I am confused by how the parallel prefix adder (the one described in this presentation: https://users.encs.concordia.ca/~asim/COEN_6501/Lecture_Notes/Parallel%20prefix%20adders%20presentation.pdf) speeds up carry generation (specifically the Ladner-Fischner adder architecture). I understand how carry generation in a non-parallel CLA (carry-look ahead) adder works—carry bits are computed using just the initial carry bit ($C_0$) and propagators and generators:
$C_{i} = G_{i – 1} + P_{i – 1}G_{i – 2} + P_{i – 1}P_{i – 2}G_{i – 3} + … + P_{3}P_{2}P_{1}P_{0}C_{0}$
But how exactly are carry bits computed in a parallel fashion for a parallel adder?

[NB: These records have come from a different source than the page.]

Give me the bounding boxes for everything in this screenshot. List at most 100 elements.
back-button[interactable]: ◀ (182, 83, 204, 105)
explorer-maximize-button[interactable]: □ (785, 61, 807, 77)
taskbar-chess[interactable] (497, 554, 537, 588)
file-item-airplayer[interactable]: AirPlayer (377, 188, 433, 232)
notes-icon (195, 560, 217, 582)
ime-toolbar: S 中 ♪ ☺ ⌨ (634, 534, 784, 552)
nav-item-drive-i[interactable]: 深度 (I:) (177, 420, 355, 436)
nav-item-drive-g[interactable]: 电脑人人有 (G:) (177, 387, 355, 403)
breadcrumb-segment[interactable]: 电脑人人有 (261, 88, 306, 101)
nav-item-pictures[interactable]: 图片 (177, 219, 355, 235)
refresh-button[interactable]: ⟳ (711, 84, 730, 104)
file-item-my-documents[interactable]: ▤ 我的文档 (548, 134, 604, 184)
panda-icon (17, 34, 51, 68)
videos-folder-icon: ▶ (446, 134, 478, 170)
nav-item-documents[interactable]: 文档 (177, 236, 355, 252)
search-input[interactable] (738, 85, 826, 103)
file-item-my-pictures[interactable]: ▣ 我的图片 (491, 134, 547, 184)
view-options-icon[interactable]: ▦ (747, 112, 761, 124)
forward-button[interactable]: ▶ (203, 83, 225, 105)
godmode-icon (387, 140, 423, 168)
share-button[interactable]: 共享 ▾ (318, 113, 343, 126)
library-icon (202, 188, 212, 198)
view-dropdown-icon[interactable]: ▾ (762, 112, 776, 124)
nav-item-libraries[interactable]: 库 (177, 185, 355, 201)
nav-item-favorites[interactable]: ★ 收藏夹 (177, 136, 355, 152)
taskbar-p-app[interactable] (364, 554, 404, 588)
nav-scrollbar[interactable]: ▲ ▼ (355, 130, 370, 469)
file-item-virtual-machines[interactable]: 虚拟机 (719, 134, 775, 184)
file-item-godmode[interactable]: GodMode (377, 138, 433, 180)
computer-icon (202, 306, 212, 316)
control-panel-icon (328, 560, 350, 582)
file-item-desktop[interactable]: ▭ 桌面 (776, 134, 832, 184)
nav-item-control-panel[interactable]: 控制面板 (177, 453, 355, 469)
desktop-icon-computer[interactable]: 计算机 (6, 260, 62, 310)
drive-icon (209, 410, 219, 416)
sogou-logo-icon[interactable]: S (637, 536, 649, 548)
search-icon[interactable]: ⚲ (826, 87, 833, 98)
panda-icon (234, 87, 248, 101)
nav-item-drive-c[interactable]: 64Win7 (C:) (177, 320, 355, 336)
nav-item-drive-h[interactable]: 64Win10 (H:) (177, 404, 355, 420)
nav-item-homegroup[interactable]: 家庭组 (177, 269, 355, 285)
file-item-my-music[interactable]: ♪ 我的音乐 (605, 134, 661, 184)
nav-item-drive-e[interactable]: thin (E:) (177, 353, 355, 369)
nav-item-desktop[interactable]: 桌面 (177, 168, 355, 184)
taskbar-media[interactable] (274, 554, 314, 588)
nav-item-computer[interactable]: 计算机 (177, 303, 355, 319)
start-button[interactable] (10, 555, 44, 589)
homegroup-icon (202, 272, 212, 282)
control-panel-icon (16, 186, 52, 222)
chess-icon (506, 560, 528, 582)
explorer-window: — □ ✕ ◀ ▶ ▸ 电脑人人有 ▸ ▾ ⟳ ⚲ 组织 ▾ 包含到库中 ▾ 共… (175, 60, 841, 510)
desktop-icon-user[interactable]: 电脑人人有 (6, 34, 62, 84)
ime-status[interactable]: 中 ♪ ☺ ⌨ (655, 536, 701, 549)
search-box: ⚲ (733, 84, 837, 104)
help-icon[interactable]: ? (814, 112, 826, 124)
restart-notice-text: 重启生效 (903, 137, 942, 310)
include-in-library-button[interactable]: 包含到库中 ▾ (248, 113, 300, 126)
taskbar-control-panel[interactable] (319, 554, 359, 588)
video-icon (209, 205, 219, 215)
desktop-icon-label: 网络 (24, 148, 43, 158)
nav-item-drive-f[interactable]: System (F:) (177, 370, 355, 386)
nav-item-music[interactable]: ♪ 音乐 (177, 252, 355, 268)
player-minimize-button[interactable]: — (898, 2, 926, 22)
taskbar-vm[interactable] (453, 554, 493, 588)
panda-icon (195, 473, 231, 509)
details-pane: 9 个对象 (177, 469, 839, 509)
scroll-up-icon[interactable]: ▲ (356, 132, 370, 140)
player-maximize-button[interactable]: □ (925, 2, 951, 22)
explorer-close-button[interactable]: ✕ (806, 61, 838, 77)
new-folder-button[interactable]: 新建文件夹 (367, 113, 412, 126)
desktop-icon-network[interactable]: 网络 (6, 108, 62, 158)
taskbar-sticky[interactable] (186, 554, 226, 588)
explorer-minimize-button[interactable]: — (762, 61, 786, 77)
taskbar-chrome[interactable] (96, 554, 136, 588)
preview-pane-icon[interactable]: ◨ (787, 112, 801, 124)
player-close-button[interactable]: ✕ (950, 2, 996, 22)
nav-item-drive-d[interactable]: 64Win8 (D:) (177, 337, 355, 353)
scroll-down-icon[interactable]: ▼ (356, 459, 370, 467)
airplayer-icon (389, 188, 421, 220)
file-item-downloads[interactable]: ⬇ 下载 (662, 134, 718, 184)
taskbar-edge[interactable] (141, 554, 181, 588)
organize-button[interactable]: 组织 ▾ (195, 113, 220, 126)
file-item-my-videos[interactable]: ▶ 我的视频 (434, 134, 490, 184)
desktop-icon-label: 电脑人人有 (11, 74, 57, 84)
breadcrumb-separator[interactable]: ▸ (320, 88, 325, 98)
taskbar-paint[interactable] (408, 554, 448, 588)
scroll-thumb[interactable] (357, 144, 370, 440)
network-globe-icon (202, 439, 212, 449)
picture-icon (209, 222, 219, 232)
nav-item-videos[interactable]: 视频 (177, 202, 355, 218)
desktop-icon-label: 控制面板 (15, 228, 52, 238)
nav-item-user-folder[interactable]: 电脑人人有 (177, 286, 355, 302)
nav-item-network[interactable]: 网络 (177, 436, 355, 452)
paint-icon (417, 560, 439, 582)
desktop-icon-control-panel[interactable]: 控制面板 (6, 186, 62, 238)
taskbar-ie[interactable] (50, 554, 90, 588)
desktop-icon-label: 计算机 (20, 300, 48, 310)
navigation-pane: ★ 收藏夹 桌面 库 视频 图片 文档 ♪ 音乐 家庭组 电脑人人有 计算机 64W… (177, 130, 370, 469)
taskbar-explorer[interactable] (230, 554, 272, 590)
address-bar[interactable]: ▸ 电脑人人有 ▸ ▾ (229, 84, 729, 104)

I am having trouble with the grouping. I know that in a typical arithmetic expression like the one below:
$a + b + c + d$
We can group in the parallel fashion:
$(a + b) + (c + d)$
But how are the terms in the $C_i$ formula grouped? Especially since the first step of the adder is to generate all the individual $P_{i}$ and $G_{i}$ units but the terms in the $C_i$ have a lot of $P_{i}$ and $G_{i}$ combined together.